It appears the federal government is on the verge of reducing funding for public transit and other means of "alternative" transportation. Such cutbacks could be bad news for California, where alternative transportation is mainstream and the state government is barely solvent.
Ever since the dawning of the tea age in 1991 (the year Congress passed the Intermodal Surface Transportation Efficiency Act, or ISTEA), the feds have devoted a fair amount to transit infrastructure, bike lanes, sidewalks and other stuff that make it possible to move people and goods without cars and trucks. About 20% of federal transportation dollars has gone for this alternative transportation, and regional agencies have had broad discretion to spend federal money on their preferred transit projects.
The new Republican majority in the House of Representatives has little interest in light rail or bike lanes. According to DC Streetsblog writer Tanya Snyder, Jim Tymon, Republican staff director of the House Highways and Transit Subcommittee, recently told highway construction executives that Republicans want to return transportation spending to its 1950's priorities of interstate commerce and travel enabled by the National Highway System.
Two weeks after the election, Rep. Michele Bachmann of Minnesota, a Tea Party darling, said that transportation should be exempt from the Tea Party's proposed ban on federal spending earmarks. What she specifically said was that earmarks for "building roads and bridges and interchanges" was acceptable. It was no accident that she didn't use subways or Safe Routes to School as an example of an appropriate earmark.
Bachmann recognizes that Republican voters, even Tea Partiers, are mostly residents of suburban, exurban and rural areas, and these voters expect to drive on wide highways no matter how deep the red ink.
At the same time Bachmann was making her pitch for highway projects, Rep. Jerry Lewis (R-Redlands) was demanding that the federal government take back $12 billion in unspent American Recovery and Reinvestment Act allocations, the biggest chunk of which is $2 billion for California's high-speed rail system. Does anyone seriously think Lewis would make that same demand if the $2 billion had been allocated for widening I-10 and I-15 in the Inland Empire?
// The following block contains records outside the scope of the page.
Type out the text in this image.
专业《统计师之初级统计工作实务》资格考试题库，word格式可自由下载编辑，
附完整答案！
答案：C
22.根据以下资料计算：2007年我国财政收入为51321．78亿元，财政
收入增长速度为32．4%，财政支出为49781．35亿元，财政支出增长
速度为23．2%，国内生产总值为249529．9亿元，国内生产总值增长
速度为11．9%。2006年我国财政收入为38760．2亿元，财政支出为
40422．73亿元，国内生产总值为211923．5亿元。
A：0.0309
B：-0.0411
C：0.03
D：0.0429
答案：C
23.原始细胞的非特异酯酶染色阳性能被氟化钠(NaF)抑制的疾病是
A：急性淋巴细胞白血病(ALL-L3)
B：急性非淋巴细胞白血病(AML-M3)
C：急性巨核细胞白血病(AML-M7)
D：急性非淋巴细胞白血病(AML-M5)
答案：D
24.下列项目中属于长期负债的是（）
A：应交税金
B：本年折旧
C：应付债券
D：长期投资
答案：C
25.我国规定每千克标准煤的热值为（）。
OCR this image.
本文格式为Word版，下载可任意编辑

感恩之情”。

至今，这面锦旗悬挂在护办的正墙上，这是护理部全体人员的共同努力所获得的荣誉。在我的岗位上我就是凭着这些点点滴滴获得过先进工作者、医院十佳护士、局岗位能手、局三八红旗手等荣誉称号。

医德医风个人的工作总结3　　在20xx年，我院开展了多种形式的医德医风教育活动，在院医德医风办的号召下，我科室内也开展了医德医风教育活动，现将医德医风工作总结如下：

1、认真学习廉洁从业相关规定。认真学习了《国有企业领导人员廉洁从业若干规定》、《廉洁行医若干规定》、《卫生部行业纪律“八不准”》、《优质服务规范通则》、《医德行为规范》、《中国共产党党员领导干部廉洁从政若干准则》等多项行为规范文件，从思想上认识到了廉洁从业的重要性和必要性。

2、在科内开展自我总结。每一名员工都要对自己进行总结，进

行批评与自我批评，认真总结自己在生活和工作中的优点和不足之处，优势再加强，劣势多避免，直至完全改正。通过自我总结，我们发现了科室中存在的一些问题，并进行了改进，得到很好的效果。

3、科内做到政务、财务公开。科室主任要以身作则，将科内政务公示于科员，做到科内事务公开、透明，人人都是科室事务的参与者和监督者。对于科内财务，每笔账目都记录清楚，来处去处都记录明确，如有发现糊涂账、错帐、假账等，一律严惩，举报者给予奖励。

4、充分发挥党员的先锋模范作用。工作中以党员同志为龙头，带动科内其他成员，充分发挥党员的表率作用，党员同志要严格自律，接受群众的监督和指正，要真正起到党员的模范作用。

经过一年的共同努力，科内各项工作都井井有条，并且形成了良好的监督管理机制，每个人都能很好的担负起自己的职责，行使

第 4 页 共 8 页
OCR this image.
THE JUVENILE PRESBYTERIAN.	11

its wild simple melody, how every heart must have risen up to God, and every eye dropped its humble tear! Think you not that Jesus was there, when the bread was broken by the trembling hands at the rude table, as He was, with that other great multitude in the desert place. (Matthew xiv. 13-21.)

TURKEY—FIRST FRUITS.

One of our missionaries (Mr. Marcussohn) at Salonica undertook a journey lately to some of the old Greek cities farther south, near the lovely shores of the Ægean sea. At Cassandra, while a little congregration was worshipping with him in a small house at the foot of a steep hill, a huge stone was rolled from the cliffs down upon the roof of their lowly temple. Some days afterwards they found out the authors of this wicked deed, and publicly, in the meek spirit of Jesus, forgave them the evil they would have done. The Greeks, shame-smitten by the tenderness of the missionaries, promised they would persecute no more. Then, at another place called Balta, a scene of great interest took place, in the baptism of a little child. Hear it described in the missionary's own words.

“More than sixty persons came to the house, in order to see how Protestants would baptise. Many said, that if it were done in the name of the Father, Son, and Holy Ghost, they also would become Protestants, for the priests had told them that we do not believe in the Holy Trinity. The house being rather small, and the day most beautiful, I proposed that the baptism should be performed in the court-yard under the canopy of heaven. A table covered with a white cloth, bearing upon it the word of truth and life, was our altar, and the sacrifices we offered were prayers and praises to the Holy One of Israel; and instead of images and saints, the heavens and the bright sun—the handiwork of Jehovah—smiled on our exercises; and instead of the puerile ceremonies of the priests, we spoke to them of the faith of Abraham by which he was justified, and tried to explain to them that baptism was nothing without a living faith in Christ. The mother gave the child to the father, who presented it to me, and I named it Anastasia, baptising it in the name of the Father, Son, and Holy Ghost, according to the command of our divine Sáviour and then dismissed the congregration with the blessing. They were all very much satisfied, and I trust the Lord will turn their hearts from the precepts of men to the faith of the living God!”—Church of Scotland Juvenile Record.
Of course, Rep. John Mica (R-Florida), the incoming House Transportation Committee chairman, is a longtime transit proponent. Thus, it's difficult to see the federal transportation bill – already overdue for reauthorization – ignoring non-auto transport entirely. Plus, the Senate and White House remain in Democratic hands, and the administration's Transportation Secretary, Republican Ray LaHood, has emerged as a surprising champion of practically every option to automobile travel.
Still, with the highway trust fund running a $15-billion-a-year deficit, with Republicans expressing newfound concern over deficit spending, and with no elected official willing to promote tax increases, something must give. And that something is likely to be funding for projects other than highways and roads.
California could use new and improved highways and roads. But in California's urban regions – which is where our transportation policy is made – the focus is increasingly on modes other than private automobiles. California is an urban state and grows more so by the year. There's a recognition that we cannot build our way out of urban congestion with highways and roads, which is precisely what many land use planners have been saying for decades. Because of latent demand, every newly widened highway is almost instantly jammed. The state also is striving to reduce greenhouse gas emissions from automobiles.
Instead, California's current and future transportation investment strategy can be seen in Los Angeles Mayor Antonio Villaraigosa's 30/10 plan – which seeks to speed delivery of 12 major transit projects – and in the Bay Area Metropolitan Transportation Commission's most recent long-term plan, which devotes two-thirds of spending to transit operations and expansion, and about 5% to roadway expansion.
Is the federal government going to remain a willing partner in such transportation plans? That seems doubtful, at least during the short-term. At the same time, it seems equally unlikely that a shift in federal priorities will cause California's urban regions to embrace more pavement. For better or worse, California may be on its own for a while.